Alexandra cut the connection with the tap of a switch, rerouted the incoming call protocols, then snapped open the four long metal cases the two soldiers now jogging down the hall toward the armory had left in the doorway. Shrugging out of her overcoat, she reached out a thought and called the dozens of component elements in the cases to her in a stream of glistening metal. Thirty seconds later, as the helmet settled into place around her, she opened her eyes again and flexed her fingers as her eufiber made the final control connections to her armor. “Initiate Cauldron-born.”
“Security voiceprint confirmed. EM signature confirmed. Cauldron-born online.” The synthetic voice of her AI hummed in her ears as her VR projections sparked to life, feeding a 360 degree view of the room around her and dozens of readings directly into her cerebral cortex as her onboard systems flashed green one after another. “All systems nominal.”

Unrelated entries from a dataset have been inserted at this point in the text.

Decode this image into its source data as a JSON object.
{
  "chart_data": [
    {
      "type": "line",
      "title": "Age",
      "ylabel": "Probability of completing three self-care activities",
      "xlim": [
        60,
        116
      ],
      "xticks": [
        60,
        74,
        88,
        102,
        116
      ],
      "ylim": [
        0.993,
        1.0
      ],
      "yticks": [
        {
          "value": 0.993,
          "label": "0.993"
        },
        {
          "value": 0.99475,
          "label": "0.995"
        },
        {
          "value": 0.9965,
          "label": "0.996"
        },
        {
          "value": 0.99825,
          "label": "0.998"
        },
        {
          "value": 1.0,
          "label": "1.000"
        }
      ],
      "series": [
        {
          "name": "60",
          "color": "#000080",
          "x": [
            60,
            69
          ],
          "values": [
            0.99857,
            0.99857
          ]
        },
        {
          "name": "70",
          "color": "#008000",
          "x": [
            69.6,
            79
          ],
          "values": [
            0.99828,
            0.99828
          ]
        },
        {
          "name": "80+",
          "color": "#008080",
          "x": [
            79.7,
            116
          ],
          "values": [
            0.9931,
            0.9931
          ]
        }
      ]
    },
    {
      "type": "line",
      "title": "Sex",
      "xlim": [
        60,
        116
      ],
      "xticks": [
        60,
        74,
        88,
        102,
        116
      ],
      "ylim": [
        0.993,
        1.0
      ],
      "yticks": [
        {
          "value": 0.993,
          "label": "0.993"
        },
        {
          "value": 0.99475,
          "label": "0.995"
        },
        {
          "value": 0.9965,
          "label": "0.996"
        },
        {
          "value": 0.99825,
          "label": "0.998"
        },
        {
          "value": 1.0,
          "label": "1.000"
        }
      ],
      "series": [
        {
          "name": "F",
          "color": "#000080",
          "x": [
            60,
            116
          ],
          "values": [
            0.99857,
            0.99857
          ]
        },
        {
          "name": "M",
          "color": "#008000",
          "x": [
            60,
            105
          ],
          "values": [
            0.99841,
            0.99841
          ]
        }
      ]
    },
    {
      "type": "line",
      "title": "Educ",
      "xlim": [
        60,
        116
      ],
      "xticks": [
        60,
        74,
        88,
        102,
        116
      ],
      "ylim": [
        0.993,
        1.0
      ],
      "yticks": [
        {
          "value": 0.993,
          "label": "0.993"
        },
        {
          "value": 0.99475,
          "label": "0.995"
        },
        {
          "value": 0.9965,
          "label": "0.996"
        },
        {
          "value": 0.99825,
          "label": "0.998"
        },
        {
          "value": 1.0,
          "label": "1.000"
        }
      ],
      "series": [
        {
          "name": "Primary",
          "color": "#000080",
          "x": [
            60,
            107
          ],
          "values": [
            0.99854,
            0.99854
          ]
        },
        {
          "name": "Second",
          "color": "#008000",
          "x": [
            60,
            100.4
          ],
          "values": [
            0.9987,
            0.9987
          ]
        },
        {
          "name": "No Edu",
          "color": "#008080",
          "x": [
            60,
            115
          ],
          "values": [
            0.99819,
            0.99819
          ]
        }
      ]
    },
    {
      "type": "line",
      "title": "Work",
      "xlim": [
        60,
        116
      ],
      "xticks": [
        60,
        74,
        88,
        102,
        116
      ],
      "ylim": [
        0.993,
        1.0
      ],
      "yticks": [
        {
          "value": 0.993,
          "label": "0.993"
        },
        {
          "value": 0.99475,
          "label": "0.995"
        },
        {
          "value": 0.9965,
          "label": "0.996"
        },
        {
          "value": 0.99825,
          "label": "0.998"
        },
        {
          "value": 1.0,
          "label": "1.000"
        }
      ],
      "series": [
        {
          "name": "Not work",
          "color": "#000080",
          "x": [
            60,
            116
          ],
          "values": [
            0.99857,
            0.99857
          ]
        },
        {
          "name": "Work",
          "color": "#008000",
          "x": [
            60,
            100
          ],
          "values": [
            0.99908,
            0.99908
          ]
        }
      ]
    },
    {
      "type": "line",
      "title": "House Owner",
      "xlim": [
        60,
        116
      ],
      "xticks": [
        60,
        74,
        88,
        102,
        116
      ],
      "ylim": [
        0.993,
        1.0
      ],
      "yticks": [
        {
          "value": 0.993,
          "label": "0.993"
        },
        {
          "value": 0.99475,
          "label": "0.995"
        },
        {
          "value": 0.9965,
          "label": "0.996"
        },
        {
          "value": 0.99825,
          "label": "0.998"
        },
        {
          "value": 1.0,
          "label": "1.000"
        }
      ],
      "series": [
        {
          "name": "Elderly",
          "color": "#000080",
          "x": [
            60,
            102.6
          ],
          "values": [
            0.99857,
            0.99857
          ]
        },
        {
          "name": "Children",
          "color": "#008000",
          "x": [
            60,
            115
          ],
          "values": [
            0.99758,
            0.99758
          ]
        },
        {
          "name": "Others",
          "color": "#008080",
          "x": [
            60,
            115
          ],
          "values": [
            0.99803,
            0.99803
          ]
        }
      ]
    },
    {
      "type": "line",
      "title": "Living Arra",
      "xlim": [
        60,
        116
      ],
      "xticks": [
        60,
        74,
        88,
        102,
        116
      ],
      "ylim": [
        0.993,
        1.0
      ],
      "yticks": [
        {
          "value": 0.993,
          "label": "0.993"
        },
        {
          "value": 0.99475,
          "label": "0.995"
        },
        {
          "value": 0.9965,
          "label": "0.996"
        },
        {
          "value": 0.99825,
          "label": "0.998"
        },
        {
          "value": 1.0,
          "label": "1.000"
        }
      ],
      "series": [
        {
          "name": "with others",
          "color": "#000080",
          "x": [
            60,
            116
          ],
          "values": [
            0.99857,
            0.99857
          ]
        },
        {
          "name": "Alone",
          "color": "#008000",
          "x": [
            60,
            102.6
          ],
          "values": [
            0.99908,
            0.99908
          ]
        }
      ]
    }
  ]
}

“Good.” A flick of light at the corner of her vision told her she had an incoming call, and she brought it up on audio. “I trust you're not calling to tell me I was worried about nothing, your majesty.”
“Indeed.” Alexandra allowed herself a smile at his calm voice. At last, a sensible client. “I trust, mercenary, that you would not have called if you did not have an answer for me.”
“I will trust your majesty to come to the obvious conclusions as to why your nephew Khalid would commit his forces to this particular attempt. As to how to prevent it, do I have your majesty's leave to use those forces available to me to take the actions necessary to break this coup?”
“You have it. The appropriate legal documents will be in your...” A pause, then the hint of a tired smile in his voice. “In your Pretoria office within a few minutes, since your local personnel will doubtless be too busy to review them properly. I presume the payment will be... substantial.”
“I'm sure you're correct. A pleasure doing business with you, your majesty; contract accepted.” The line clicked off, and Alexandra was nearly out of the building before her helmet pinged another incoming signal. “Wargear online. Go.”
“Sergeant Major Gale reporting in, sir. I've got the lieutenant colonel now, but he's reluctant to leave his unit with the news coming in from the capital. The brigade's been stood down, ordered to hold position and let the National Guard handle things in the city; I didn't think it was smart to go into detail with him about your instructions out here.” Leaning against LTC al-Saud's command tank, the Sergeant Major carefully didn't add that he'd probably have listened better to an officer and a man. An NCO woman's word was worth just about spit today. “Orders?”
“Take the jeep back to base and hold position until I come back for you. Your fire orders are Delta Zero. If it's not flying DeVries colors, frag it; all weapons are free.”
“Sir... Delta Zero?” Sandra struggled to keep her voice casual as she strolled back to her jeep, turning the key and letting the motor rev up. “We authorized for that?”
“The only authorization that matters, Sergeant Major. Hold the back door for me; I'm taking the good lieutenant colonel and his boys straight into the teeth of it.” A flicker of light caught in the edge of Sandra's vision, and she whipped her head up just in time to see a figure in dark silver descending from the sky toward them. “Get a move on, Sandra. This is about to be a very unhealthy place for unarmored vehicles to be.”
“See you on the other side, boss. Good hunting.” Without further prompting, she put the jeep in gear and whipped it onto the road back to the DeVries base. If Wargear was out in armor, they were really on the sharp end now.
Descending on the battalion of tanks arrayed on the sand, Alexandra's smile was as sharp as a blade as she flicked her radio to broadcast to all her DeVries elements. “Show them hell if they bother you, snakes. Wargear out.”